The Morning Brief: Omega One of Six Firms Fined by SEC in Enforcement Action

Leon Cooperman’s Omega Advisors was one of six investment advisors fined by the Securities and Exchange Commission in enforcement actions related to a violation of a short selling rule. The firms were accused of violating Rule 105 of Regulation M, which prohibits short-selling a stock within five business days of participating in an offering for that same stock.

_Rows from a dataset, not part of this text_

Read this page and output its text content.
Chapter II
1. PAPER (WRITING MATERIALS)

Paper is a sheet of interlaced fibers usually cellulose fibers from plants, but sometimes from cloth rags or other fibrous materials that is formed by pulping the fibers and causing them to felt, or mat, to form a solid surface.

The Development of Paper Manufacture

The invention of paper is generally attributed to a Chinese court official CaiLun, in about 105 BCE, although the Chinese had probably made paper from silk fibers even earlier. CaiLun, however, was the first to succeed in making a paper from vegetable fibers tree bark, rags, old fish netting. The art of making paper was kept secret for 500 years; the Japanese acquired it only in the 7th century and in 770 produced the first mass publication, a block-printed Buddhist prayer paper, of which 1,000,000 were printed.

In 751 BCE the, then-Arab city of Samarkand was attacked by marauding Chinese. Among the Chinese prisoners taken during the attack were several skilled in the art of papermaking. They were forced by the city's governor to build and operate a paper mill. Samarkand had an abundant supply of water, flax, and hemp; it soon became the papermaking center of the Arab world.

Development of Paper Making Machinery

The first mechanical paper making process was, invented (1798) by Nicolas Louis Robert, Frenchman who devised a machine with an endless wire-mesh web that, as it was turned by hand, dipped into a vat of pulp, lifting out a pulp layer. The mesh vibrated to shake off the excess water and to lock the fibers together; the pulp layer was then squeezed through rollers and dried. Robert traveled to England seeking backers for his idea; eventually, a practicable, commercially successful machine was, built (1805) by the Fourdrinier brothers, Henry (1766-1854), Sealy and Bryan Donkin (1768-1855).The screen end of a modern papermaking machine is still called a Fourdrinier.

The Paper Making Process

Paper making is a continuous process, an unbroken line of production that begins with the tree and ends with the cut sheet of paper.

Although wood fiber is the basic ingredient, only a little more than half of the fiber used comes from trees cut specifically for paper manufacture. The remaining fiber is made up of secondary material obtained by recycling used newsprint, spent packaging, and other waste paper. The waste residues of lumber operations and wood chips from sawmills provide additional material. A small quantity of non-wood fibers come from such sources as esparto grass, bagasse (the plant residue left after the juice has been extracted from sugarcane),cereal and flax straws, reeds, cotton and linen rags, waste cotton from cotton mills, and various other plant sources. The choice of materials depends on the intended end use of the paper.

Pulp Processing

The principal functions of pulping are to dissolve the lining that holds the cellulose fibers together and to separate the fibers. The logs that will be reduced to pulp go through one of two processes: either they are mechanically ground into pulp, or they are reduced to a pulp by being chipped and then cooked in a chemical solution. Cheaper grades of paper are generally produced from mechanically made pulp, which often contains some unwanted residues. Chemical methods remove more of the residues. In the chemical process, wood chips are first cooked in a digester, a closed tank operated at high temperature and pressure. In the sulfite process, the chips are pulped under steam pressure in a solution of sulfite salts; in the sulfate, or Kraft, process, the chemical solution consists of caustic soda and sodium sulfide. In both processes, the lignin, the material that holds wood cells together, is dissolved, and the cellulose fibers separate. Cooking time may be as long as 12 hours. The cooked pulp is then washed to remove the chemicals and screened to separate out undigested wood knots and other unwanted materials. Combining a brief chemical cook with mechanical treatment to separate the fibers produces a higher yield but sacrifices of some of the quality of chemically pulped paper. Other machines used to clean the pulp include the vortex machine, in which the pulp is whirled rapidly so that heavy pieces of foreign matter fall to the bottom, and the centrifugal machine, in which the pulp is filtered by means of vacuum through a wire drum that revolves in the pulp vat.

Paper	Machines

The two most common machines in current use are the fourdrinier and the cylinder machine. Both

This is the regulator’s third wave of actions since its Rule 105 Initiative was first announced in 2013. The SEC claims the number of Rule 105 violations decreased by 90 percent in the first fiscal year after the crackdown was announced. Although the amount of the fines is not large, the SEC took a zero-tolerance approach to enforcing the rule, which it claims reduces the proceeds for a company doing the stock offering by artificially depressing the market price shortly before the company prices the stock. Altogether, the six firms charged on Wednesday agreed to pay a combined total of more than $2.5 million in disgorgement, interest, and penalties — not a big sum for these firms.

In any case, New York-based Omega agreed to pay disgorgement of $68,340, prejudgment interest of $686.58, and a penalty of $65,000.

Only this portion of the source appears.